Lewknor, Oxfordshire

St Margaret’s Church, Lewknor

Lewknor is a small village at the foot of the Chiltern Hills close to the cutting which carries the M40 into the hills.You approach the church through the playground of the local primary school and a small lych gate.

The first documentary evidence for a church in Lewknor is in a grant confirmed by Pope Innocent III in 1200, of some tithes and a pension from it to Abingdon Abbey. The foundation of the church cannot have been later than 1146, since it contains some late Norman work. The church is built of local flint with stone dressings, and comprises a chancel, nave, south aisle, porch, a north transeptal chapel and a western tower. Until the beginning of the fourteenth century it appears to have consisted of chancel, nave and transeptal chapels all dating from the end of the twelfth century. Of this late Romanesque church there remains the chancel arch, portions of the nave, the northern transeptal chapel, and the eastern respond of the arch to the southern transeptal chapel, now incorporated in the arcade of the fourteenth century aisle.



The south porch is part of the expansion of the church which occurred in the first half of the fourteenth century when the chancel was rebuilt and the south aisle was added.

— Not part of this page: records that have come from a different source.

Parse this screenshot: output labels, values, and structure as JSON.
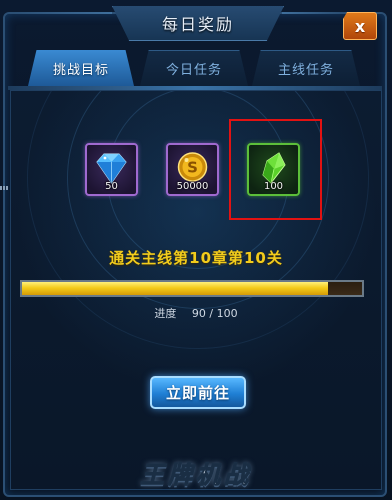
{
  "dialog": {
    "title": "每日奖励",
    "close_label": "x"
  },
  "tabs": [
    {
      "label": "挑战目标",
      "active": true
    },
    {
      "label": "今日任务",
      "active": false
    },
    {
      "label": "主线任务",
      "active": false
    }
  ],
  "rewards": [
    {
      "icon": "blue-diamond-icon",
      "quantity": "50",
      "rarity_color": "#a06ad0"
    },
    {
      "icon": "gold-coin-icon",
      "quantity": "50000",
      "rarity_color": "#a06ad0"
    },
    {
      "icon": "green-crystal-icon",
      "quantity": "100",
      "rarity_color": "#5cbf3a",
      "highlighted": true
    }
  ],
  "mission": {
    "description": "通关主线第10章第10关"
  },
  "progress": {
    "label": "进度",
    "text": "90 / 100",
    "current": 90,
    "total": 100
  },
  "action": {
    "go_label": "立即前往"
  },
  "logo": {
    "text": "王牌机战"
  },
  "colors": {
    "accent_gold": "#f2cc1c",
    "button_blue": "#1f7fd4",
    "close_orange": "#e07a1a",
    "highlight_red": "#e21212"
  }
}
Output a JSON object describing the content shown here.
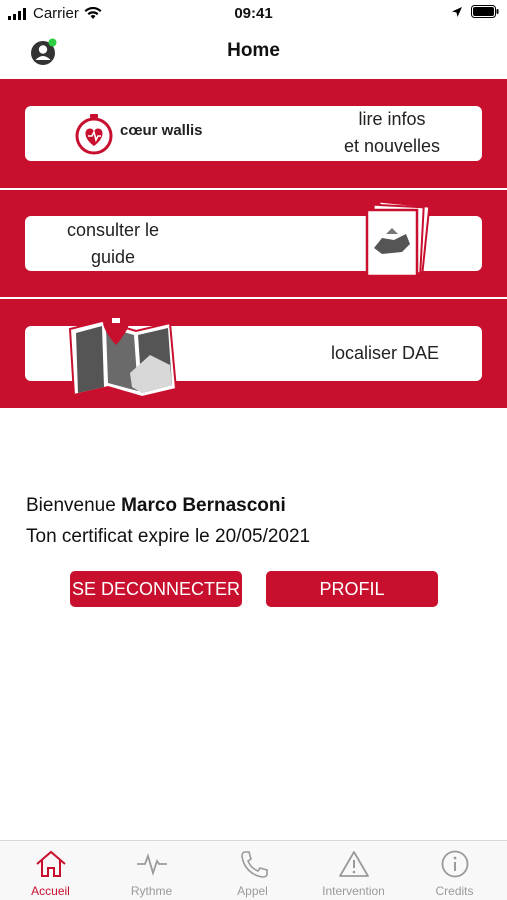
{
  "status_bar": {
    "carrier": "Carrier",
    "time": "09:41",
    "icons": [
      "signal-icon",
      "wifi-icon",
      "location-arrow-icon",
      "battery-icon"
    ]
  },
  "nav": {
    "title": "Home",
    "avatar_icon": "user-avatar-icon",
    "online_dot_color": "#2ecc40"
  },
  "cards": {
    "news": {
      "brand": "cœur wallis",
      "label_line1": "lire infos",
      "label_line2": "et nouvelles"
    },
    "guide": {
      "label_line1": "consulter le",
      "label_line2": "guide"
    },
    "map": {
      "label": "localiser DAE"
    }
  },
  "welcome": {
    "greeting_prefix": "Bienvenue ",
    "user_name": "Marco Bernasconi",
    "certificate_text": "Ton certificat expire le 20/05/2021"
  },
  "buttons": {
    "logout_label": "SE DECONNECTER",
    "profile_label": "PROFIL"
  },
  "tabbar": {
    "tabs": [
      {
        "label": "Accueil",
        "icon": "home-icon",
        "active": true
      },
      {
        "label": "Rythme",
        "icon": "heartbeat-icon",
        "active": false
      },
      {
        "label": "Appel",
        "icon": "phone-icon",
        "active": false
      },
      {
        "label": "Intervention",
        "icon": "warning-icon",
        "active": false
      },
      {
        "label": "Credits",
        "icon": "info-icon",
        "active": false
      }
    ]
  },
  "colors": {
    "brand_red": "#c8102e",
    "tab_inactive": "#9a9a9a"
  }
}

Near to the south porch entrance is a remarkable cylindrical font, carved with a pattern of linked roundels which dates from the early 12th Century, or possibly before.



The chancel was rebuilt on a larger scale in the 14th century. It is a fine example of 'Decorated' architecture with a five-light east window and three three-light windows on either side. In 1845 the chancel was completely restored at the charge of All Souls College, and was carried out with considerable care.

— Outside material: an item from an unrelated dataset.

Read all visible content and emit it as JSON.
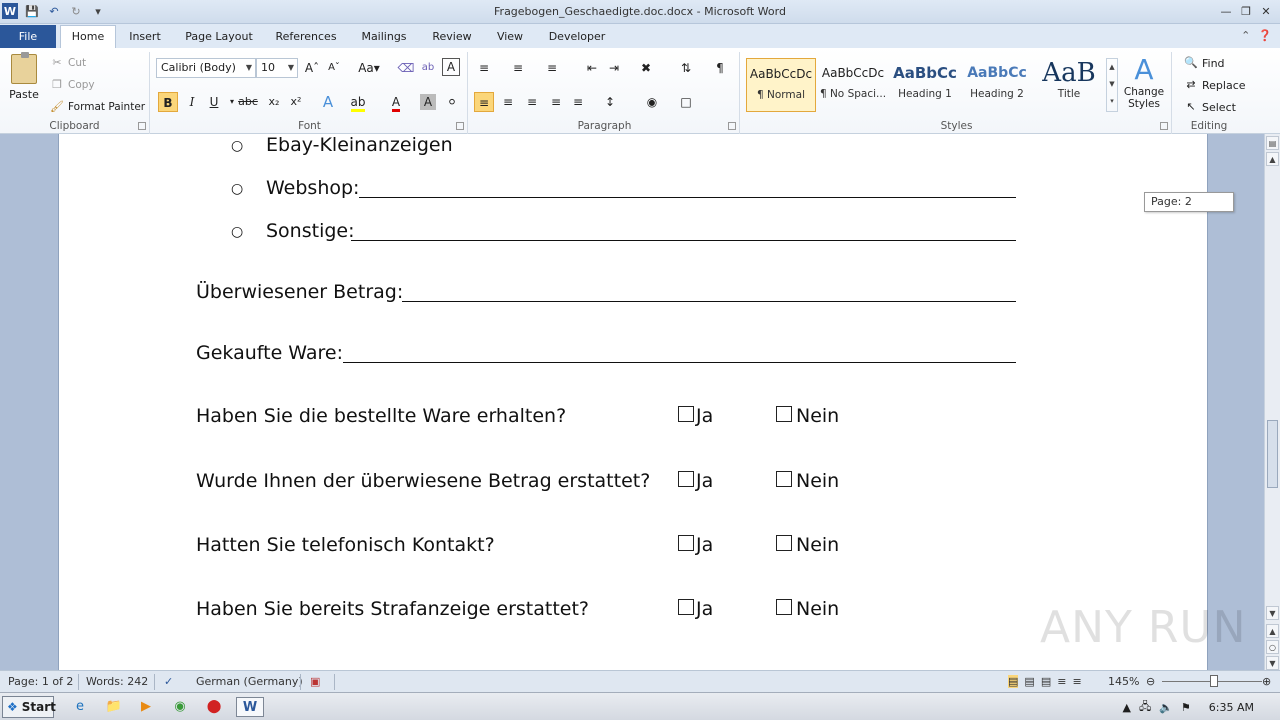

The priest's sedilia and Easter sepulchre are all framed by elaborately crocketted canopies, and the pointing hand carved on the arch of the Easter sepulchre is an unusual feature.

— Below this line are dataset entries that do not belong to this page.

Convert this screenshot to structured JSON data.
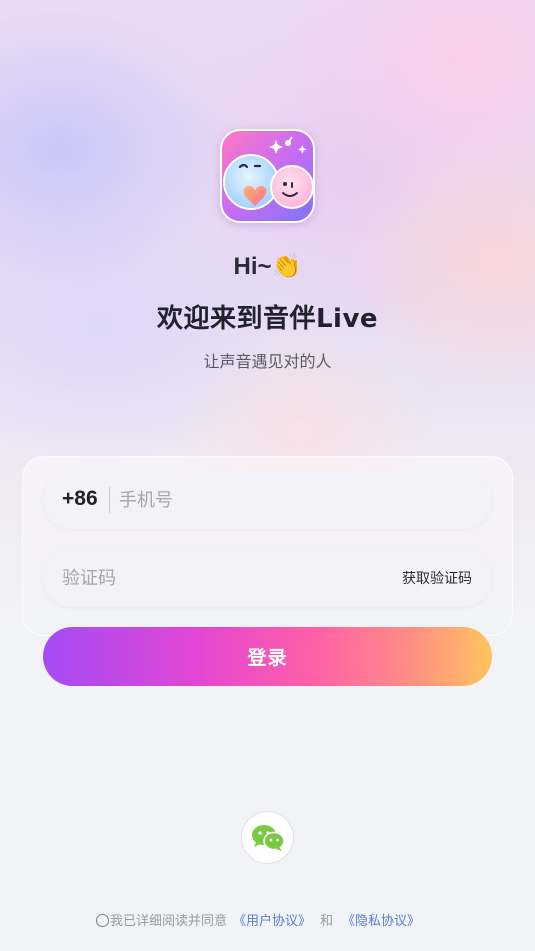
{
  "app": {
    "greeting": "Hi~👏",
    "welcome": "欢迎来到音伴Live",
    "tagline": "让声音遇见对的人"
  },
  "phone_field": {
    "country_code": "+86",
    "placeholder": "手机号",
    "value": ""
  },
  "code_field": {
    "placeholder": "验证码",
    "value": "",
    "get_code_label": "获取验证码"
  },
  "login_button": {
    "label": "登录"
  },
  "social_login": {
    "icon": "wechat-icon"
  },
  "agreement": {
    "prefix": "我已详细阅读并同意",
    "user_agreement": "《用户协议》",
    "and": "和",
    "privacy_policy": "《隐私协议》",
    "checked": false
  },
  "colors": {
    "gradient_start": "#a44bf6",
    "gradient_mid": "#ff5fa6",
    "gradient_end": "#ffc45c",
    "link": "#5b7bd8",
    "wechat": "#7ac843"
  }
}
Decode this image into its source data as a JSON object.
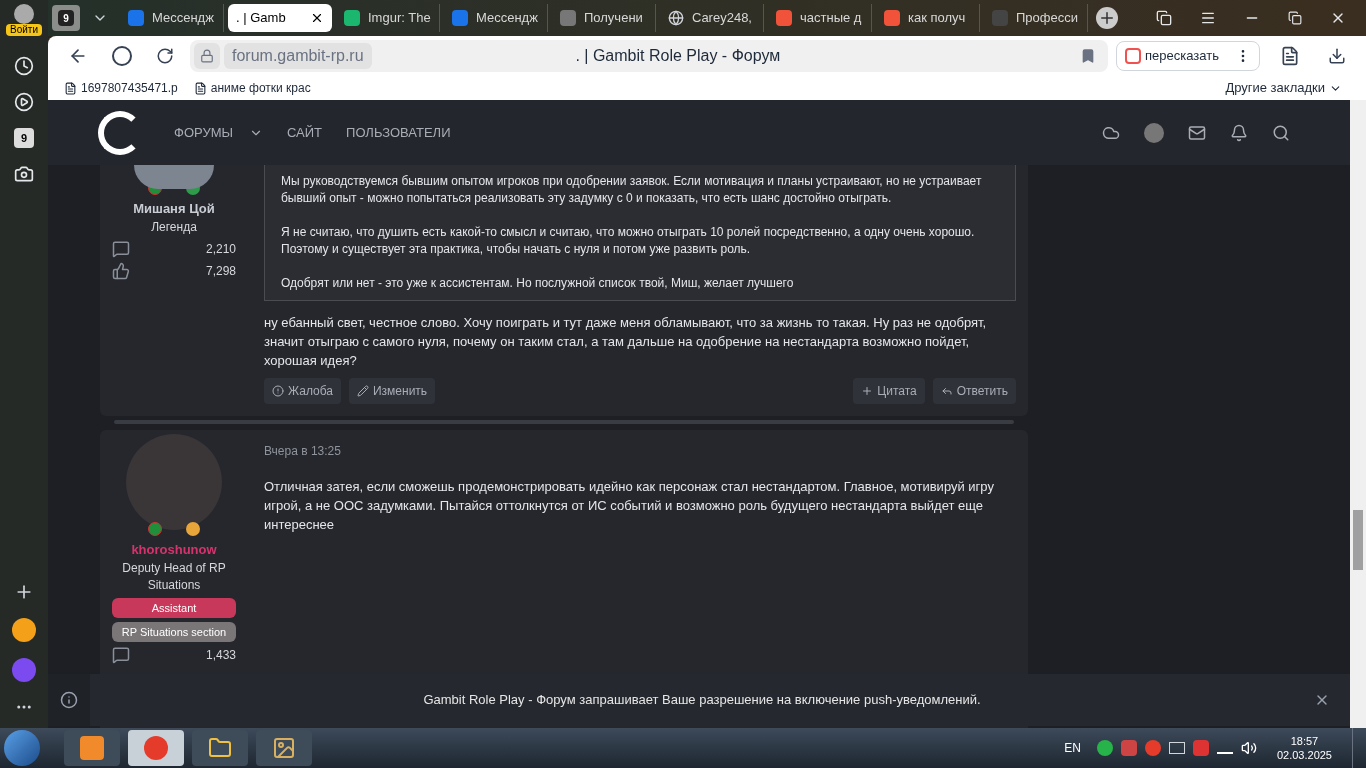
{
  "browser": {
    "profile_label": "Войти",
    "tab_count": "9",
    "tabs": [
      {
        "title": "Мессендж",
        "selected": false
      },
      {
        "title": ". | Gamb",
        "selected": true
      },
      {
        "title": "Imgur: The",
        "selected": false
      },
      {
        "title": "Мессендж",
        "selected": false
      },
      {
        "title": "Получени",
        "selected": false
      },
      {
        "title": "Carey248,",
        "selected": false
      },
      {
        "title": "частные д",
        "selected": false
      },
      {
        "title": "как получ",
        "selected": false
      },
      {
        "title": "Професси",
        "selected": false
      }
    ],
    "address": {
      "domain": "forum.gambit-rp.ru",
      "page_title": ". | Gambit Role Play - Форум"
    },
    "retell_label": "пересказать",
    "bookmarks": [
      "1697807435471.p",
      "аниме фотки крас"
    ],
    "other_bookmarks": "Другие закладки",
    "sidebar_badge": "9"
  },
  "forum": {
    "nav": [
      {
        "label": "ФОРУМЫ",
        "dropdown": true
      },
      {
        "label": "САЙТ",
        "dropdown": false
      },
      {
        "label": "ПОЛЬЗОВАТЕЛИ",
        "dropdown": false
      }
    ],
    "posts": [
      {
        "author": {
          "name": "Мишаня Цой",
          "color": "#c9ccd3"
        },
        "role": "Легенда",
        "stats": [
          {
            "kind": "messages",
            "value": "2,210"
          },
          {
            "kind": "likes",
            "value": "7,298"
          }
        ],
        "quote": [
          "Мы руководствуемся бывшим опытом игроков при одобрении заявок. Если мотивация и планы устраивают, но не устраивает бывший опыт - можно попытаться реализовать эту задумку с 0 и показать, что есть шанс достойно отыграть.",
          "Я не считаю, что душить есть какой-то смысл и считаю, что можно отыграть 10 ролей посредственно, а одну очень хорошо. Поэтому и существует эта практика, чтобы начать с нуля и потом уже развить роль.",
          "Одобрят или нет - это уже к ассистентам. Но послужной список твой, Миш, желает лучшего"
        ],
        "text": "ну ебанный свет, честное слово. Хочу поиграть и тут даже меня обламывают, что за жизнь то такая. Ну раз не одобрят, значит отыграю с самого нуля, почему он таким стал, а там дальше на одобрение на нестандарта возможно пойдет, хорошая идея?",
        "actions": [
          {
            "kind": "report",
            "label": "Жалоба"
          },
          {
            "kind": "edit",
            "label": "Изменить"
          },
          {
            "kind": "quote",
            "label": "Цитата"
          },
          {
            "kind": "reply",
            "label": "Ответить"
          }
        ]
      },
      {
        "date": "Вчера в 13:25",
        "author": {
          "name": "khoroshunow",
          "color": "#d6336c"
        },
        "role": "Deputy Head of RP Situations",
        "badges": [
          {
            "label": "Assistant",
            "color": "#c8385a"
          },
          {
            "label": "RP Situations section",
            "color": "#7a7576"
          }
        ],
        "stats": [
          {
            "kind": "messages",
            "value": "1,433"
          }
        ],
        "text": "Отличная затея, если сможешь продемонстрировать идейно как персонаж стал нестандартом. Главное, мотивируй игру игрой, а не ООС задумками. Пытайся оттолкнутся от ИС событий и возможно роль будущего нестандарта выйдет еще интереснее"
      }
    ]
  },
  "notification": "Gambit Role Play - Форум запрашивает Ваше разрешение на включение push-уведомлений.",
  "taskbar": {
    "language": "EN",
    "time": "18:57",
    "date": "02.03.2025"
  }
}
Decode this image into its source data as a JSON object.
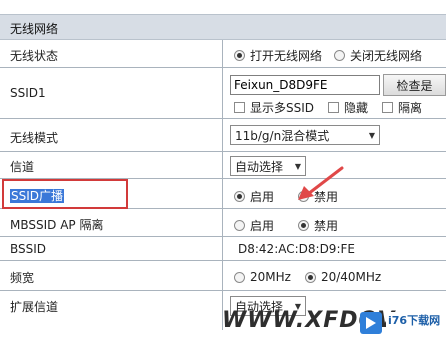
{
  "section_title": "无线网络",
  "rows": {
    "wireless_status": {
      "label": "无线状态",
      "opt_on": "打开无线网络",
      "opt_off": "关闭无线网络"
    },
    "ssid1": {
      "label": "SSID1",
      "value": "Feixun_D8D9FE",
      "button": "检查是",
      "opt_multi": "显示多SSID",
      "opt_hide": "隐藏",
      "opt_isolate": "隔离"
    },
    "wireless_mode": {
      "label": "无线模式",
      "selected": "11b/g/n混合模式"
    },
    "channel": {
      "label": "信道",
      "selected": "自动选择"
    },
    "ssid_broadcast": {
      "label": "SSID广播",
      "opt_enable": "启用",
      "opt_disable": "禁用"
    },
    "mbssid_isolation": {
      "label": "MBSSID AP 隔离",
      "opt_enable": "启用",
      "opt_disable": "禁用"
    },
    "bssid": {
      "label": "BSSID",
      "value": "D8:42:AC:D8:D9:FE"
    },
    "bandwidth": {
      "label": "频宽",
      "opt_20": "20MHz",
      "opt_2040": "20/40MHz"
    },
    "ext_channel": {
      "label": "扩展信道",
      "selected": "自动选择"
    }
  },
  "watermark": {
    "text": "WWW.XFDOV",
    "site": "i76下载网",
    "domain": ""
  },
  "colors": {
    "header_bg": "#d7dde5",
    "highlight_border": "#d23a3a",
    "selection": "#3b78d8",
    "arrow": "#e04848"
  }
}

The view back down the nave from the chancel arch.



The North trancept chapel is known as the Jodrell chapel and is entered by wrought iron gates. In the chapel is an immense wall-monument commemorates the death of Sir Paul Jodrell in 1728. The inscription gives details of his life and enumerates all the members of the Rolles family buried in the church since 1536. Another inscription records that the chapel was repaired by his son Paul Jodrell in 1734.



A marble monument by P Bazzanti of Florence was erected in 1833 to Richard Paul Jodrell (d. 1831). The chapel was restored in 1914 by Sir Alfred Jodrell.



The church chest.



The church is Grade 1 listed with some interesting features. Overall a quite impressive and picturesque church in a relatively small village.